At present, the intra-arterial and endolymphatic administration of antibiotics for osteomyelitis has been abandoned. There is a tendency to increase the use of dosage forms for oral and topical administration. Based on the results of many clinical trials, high efficacy with clindamycin, rifampin, co-trimoxazole, and fluoroquinolones has been shown to be effective. So, clindamycin, which is active against most Gram-positive bacteria, is used inside after an initial (1-2 weeks) intravenous treatment.

In order to prevent the development of fungal infection, in addition to antibacterial drugs, nystatin, ketoconazole or fluconazole are prescribed in each case. To preserve the normal ecology of the intestine, it is necessary to include monocomponent (bifidumbacterin, lactobacterin, bactisporin, bactisuptil), polycomponent (bifilong, acylactate, acinol. Linex, biosporin) and combined (bifidumbacterin forte, bifilysis) probiotics in the complex treatment.

The success of treatment for osteomyelitis largely depends on local antibiotic therapy aimed at preventing reinfection of the wound surface with highly resistant hospital strains of microorganisms. For these purposes in recent years, successfully used:

  • antiseptic ointments on a water-soluble basis - levosin, 10% ointment with mafenide, 5% dioxydin ointment, dioxycol, streptonitol, hinifuril, 1% iodopyron ointment (povidone-iodine ointment), protogenin ointment and lavendula;
  • antiseptics - 1% solution of iodopyrone (povidone-iodine), 0.01% solution of the mystine world, 1% dioxygen solution, 0.2% polyhexanide solution;
  • foaming aerosols - aminitrosol, dioxisole;
  • wound coverings: gentacil, algipor, algimaf.

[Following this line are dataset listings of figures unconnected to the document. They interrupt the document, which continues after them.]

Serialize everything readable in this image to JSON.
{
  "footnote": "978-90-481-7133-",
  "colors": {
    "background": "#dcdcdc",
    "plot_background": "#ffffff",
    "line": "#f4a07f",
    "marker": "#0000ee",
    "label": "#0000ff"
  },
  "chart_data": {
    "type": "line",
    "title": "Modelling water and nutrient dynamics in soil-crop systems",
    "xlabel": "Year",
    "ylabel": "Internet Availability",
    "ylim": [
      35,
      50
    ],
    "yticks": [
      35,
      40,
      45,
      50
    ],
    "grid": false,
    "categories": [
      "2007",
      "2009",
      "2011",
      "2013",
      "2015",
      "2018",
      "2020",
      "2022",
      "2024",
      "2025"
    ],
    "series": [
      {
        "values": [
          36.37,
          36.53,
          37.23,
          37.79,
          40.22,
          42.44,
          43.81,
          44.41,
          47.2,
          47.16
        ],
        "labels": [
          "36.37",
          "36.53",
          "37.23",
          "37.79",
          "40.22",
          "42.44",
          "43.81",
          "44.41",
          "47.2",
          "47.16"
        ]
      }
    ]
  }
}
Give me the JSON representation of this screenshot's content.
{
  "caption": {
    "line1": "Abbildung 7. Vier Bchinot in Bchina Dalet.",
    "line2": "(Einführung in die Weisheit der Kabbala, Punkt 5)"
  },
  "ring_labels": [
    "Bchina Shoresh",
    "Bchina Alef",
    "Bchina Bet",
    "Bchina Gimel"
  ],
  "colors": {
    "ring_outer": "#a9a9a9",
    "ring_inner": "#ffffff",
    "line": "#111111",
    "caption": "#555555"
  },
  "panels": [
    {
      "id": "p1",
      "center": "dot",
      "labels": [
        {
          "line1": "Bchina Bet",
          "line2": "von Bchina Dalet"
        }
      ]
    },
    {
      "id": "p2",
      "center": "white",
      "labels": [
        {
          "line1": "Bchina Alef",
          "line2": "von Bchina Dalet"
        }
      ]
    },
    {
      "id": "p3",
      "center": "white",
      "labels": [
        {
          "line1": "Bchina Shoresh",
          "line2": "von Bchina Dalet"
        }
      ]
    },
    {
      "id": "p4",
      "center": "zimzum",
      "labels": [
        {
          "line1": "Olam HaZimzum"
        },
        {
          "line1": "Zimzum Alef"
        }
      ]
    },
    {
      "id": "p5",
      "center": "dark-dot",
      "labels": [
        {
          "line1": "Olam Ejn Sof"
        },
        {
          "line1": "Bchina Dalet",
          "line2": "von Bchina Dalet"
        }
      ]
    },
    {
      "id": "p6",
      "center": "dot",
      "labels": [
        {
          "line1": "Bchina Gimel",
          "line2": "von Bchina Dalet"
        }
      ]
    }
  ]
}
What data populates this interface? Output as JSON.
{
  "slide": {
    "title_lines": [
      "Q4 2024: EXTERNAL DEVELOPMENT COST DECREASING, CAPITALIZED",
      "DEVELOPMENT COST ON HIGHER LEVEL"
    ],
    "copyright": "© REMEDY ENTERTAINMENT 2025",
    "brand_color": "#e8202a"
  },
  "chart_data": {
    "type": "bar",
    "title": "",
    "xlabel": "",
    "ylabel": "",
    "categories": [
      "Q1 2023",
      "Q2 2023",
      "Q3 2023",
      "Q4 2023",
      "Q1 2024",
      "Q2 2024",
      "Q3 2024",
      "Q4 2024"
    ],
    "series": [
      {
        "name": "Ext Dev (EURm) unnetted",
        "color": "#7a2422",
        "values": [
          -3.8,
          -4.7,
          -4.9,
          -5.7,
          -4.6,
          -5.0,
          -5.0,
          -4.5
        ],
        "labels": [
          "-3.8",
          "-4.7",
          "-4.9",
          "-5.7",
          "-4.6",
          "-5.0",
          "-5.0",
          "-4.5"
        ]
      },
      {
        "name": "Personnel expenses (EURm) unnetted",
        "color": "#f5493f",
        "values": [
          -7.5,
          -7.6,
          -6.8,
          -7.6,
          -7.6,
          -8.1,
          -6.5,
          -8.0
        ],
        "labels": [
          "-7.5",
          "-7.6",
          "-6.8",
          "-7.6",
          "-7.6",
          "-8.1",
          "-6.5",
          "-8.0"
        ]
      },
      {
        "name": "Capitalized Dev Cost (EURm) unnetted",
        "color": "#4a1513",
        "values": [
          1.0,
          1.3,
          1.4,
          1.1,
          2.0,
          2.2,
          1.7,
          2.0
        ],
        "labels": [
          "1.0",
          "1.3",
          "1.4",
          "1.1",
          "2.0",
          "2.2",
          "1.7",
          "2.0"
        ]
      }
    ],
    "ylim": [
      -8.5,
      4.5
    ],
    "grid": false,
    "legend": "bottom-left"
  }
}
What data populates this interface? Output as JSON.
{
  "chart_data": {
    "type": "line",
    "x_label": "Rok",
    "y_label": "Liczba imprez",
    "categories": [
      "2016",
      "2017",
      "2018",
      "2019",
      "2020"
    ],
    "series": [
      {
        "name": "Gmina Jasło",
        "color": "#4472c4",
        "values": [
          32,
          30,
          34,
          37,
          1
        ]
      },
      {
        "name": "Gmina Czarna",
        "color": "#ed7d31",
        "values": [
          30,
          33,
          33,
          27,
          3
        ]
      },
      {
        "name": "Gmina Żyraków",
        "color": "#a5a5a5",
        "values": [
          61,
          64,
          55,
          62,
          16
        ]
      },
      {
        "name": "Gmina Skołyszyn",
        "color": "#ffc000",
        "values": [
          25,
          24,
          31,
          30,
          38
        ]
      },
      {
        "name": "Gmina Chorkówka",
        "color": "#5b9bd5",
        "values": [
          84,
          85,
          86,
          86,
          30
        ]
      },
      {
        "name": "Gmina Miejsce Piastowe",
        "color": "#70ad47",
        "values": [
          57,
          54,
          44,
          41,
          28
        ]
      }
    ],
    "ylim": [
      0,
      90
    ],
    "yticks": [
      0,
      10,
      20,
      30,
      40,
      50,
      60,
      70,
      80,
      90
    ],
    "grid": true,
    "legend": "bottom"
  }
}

Treatment of patients with osteomyelitis dictates the need to use not only new antibacterial drugs, but also alternative ways of their introduction. It is promising to use various bioimplants to deliver antibiotics directly to the bone. Depending on the clinical situation, these long-acting drugs can be used as an alternative to systemic antibiotic therapy, and as an addition to it. Bioimplants have advantages over systemic antibacterial therapy, in which penetration of the drug is difficult in a poorly blood supply bone in the inflammatory focus. These drugs for a long time (up to 2 weeks) are able to create a high concentration of the drug in the bone tissue without undesirable side-effects of the drug on the whole organism. To date, the most common antibiotics with proven efficacy have been recognized as non-biodegradable (PMMA cement and "Septopal") and biodegradable (gentacil, collapan, crushed allogeneic spongy bone, "Osteoset") implants. For antimicrobial activity, these drugs are approximately the same. The main advantage of biodegradable implants is the absence of the need to remove antibiotic carriers after the release of drugs.